The Symptoms and Treatments for Auditory Dyslexia
At first sight, the term ‘auditory dyslexia’ is likely to seem, well…wrong. This is largely due to the fact that for a long time scientists and doctors were convinced that dyslexia was strictly limited to the incorrect processing of visual stimuli. This is the common form of dyslexia that we are “used” to hearing about, where a person reads or writes words and letters in the wrong order or even upside down. However, there are actually a few different sub-genres of dyslexia and each one produces its own set of symptoms and effects.
What is auditory dyslexia?
Auditory dyslexia is related to how one’s brain processes words that are heard. This means that a person with auditory dyslexia may hear words in a jumbled or mixed up manner, or their brain may simply take longer to process these words than normal. In other circumstances, it is possible that a person with dyslexia has trouble associating certain sounds with their corresponding letters, like the “buh” sound for the letter ‘b’. To clear up any potential misunderstanding, this form of dyslexia does not mean that a person cannot hear well, but that their brain has trouble de-coding the auditory input which allows a person’s mind to make sense of what they hear.
What are the symptoms of auditory dyslexia?

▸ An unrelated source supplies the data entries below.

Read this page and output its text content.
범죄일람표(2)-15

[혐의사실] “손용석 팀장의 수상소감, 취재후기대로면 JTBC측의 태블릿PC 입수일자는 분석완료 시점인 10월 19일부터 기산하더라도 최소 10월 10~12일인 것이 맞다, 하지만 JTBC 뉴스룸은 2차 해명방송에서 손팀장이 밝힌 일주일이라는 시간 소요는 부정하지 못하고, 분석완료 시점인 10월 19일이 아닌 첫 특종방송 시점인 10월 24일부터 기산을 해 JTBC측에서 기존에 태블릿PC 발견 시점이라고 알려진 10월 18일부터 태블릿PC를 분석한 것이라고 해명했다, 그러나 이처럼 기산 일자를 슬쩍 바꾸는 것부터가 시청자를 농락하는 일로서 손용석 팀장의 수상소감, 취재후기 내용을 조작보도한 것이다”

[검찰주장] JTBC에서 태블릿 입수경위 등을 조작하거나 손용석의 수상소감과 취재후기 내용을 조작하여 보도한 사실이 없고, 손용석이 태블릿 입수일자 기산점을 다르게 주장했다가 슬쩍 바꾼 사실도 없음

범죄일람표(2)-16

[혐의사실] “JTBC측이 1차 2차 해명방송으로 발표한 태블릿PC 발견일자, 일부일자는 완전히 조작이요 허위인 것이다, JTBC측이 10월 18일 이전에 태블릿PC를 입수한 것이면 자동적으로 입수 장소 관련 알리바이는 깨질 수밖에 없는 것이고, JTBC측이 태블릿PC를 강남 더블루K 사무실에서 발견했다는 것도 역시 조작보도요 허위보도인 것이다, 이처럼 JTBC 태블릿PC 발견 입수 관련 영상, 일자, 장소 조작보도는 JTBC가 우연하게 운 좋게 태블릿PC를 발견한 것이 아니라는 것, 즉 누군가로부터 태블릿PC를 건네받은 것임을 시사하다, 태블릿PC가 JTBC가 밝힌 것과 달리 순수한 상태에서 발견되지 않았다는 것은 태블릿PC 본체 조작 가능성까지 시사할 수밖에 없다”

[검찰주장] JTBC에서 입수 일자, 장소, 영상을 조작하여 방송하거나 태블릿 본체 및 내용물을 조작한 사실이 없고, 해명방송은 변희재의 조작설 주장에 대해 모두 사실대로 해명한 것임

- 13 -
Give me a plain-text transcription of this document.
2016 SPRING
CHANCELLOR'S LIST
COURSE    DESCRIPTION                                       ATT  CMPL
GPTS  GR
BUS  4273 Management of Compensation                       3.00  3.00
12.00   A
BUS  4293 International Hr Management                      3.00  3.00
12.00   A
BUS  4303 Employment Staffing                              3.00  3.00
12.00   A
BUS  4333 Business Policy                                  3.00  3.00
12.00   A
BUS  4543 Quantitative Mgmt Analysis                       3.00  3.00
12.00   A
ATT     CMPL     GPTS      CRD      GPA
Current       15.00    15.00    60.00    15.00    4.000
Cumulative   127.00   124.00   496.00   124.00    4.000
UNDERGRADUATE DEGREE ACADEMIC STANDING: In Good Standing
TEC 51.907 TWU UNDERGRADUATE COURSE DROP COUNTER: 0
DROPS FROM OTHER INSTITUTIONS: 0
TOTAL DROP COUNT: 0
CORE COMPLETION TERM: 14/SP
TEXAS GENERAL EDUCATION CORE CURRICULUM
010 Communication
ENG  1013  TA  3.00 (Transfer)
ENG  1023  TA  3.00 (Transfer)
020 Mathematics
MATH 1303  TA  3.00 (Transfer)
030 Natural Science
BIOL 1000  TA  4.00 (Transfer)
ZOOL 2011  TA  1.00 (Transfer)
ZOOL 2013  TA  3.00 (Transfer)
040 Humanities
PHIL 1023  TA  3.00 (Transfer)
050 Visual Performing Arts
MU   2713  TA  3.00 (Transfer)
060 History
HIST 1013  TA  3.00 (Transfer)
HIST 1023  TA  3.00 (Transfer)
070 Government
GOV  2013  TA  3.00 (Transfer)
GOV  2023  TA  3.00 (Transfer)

This form of dyslexia can produce a variety of symptoms in individuals, which can make it a little more difficult to diagnose this condition. Although having a few of the symptoms that correspond with this condition may not necessarily mean that one has auditory dyslexia, having a multitude of them does increase the likelihood for a positive diagnosis. A few common symptoms of this condition are trouble understanding and following spoken directions, delayed response during a conversation, delayed speech development, poor spelling ability, often asking one to repeat themselves or appearing incomprehensive, and getting letter sounds confused during pronunciation. Another possible sign is that one can easily remember pictures that they recently saw but have difficulty repeat words or sentences which were just spoken to them. In most cases this type of dyslexia is not diagnosed until a child has begun school, although it is common for one to reach adulthood without a proper diagnosis, especially if the symptoms are particularly mild or “off and on.”
Can this form of dyslexia be treated?
Although it can be a bit difficult to treat this form of dyslexia, it is definitely possible to make an improvement. Treatment often comes in the form of therapy that is done with a psychotherapist as well as an audiologist. Because audio dyslexia is a bit more difficult to understand and to diagnose, it can take a long time to actually see progression during treatment. The ease at which treatment begins to show results mainly depends on how severe the condition is. Someone with only a mild case may see results quite soon while people with severe symptoms may go years before seeing a large improvement in their capabilities.
In fact, simply being diagnosed can make a person feel much more at ease and become better affected during the treatment process. This is likely due to the fact that a person who is undiagnosed with dyslexia of any type is likely to suffer from self esteem issues because they simply do not know why their brain seems to function differently. A diagnosis wipes away the doubts and fear by offering the strong reassurance that yes, one’s brain does work a bit differently; however, now that the problem has been detected a positive method of treatment can then be pursued.